Knobbe Martens
May 21, 2018


Federal Circuit Summary

Before Reyna, Clevenger, and Wallach.  Appeal from the United States District Court for the District of Colorado

Summary:  Even in a simple mechanical case, a narrow disclosure in the specification of a priority application may not provide adequate written description support for broad, later-issued claims which claim priority to that application.

This appeal arises out of the District Court’s grant of summary judgment that the claims asserted by D Three Enterprises (“D Three”) could not claim priority to an earlier provisional application and that, in turn, the asserted claims were invalid.   The asserted claims were directed to mechanical assemblies that allow users to mount objects on a roof and seal the mounting location against water.  Most of the asserted claims did not recite the presence of a washer; however, the priority application disclosed only a single washerless embodiment.  The remaining claims recited a washer, but did not specify the location of the washer.  The priority application, however, disclosed only washers located above the flashing on the roof.
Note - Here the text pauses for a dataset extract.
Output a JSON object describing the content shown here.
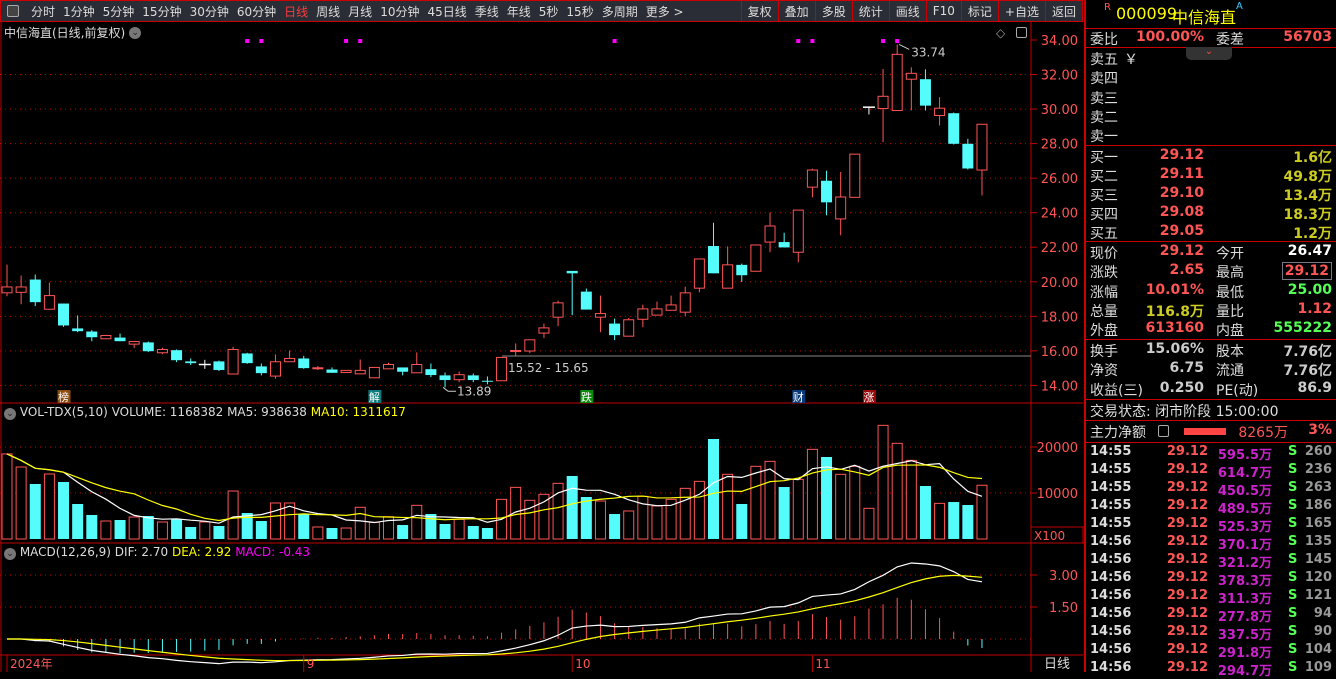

On appeal, D Three argued that District Court erred because a genuine issue of material fact existed regarding whether the priority application adequately disclosed the full scope of the claims.  In order to have written description support for a claimed genus, a representative number of species must be described such that a person having ordinary skill in the art can visualize the genus.  Though this is a question of fact, the Federal Circuit affirmed the District Court’s summary judgment ruling.  The Federal Circuit found that the priority application “in no way contemplates” any washerless embodiments other than the single example disclosed.  Similarly, the Federal Circuit stated that “[t]he lack of any disclosure of an assembly with a washer below the flashing, or statement on the flexibility of the position of the washer, is fatal” to the claim of priority.  Accordingly, the Federal Circuit affirmed the District Court’s decision that the asserted claims lacked written description support to claim priority to the priority application.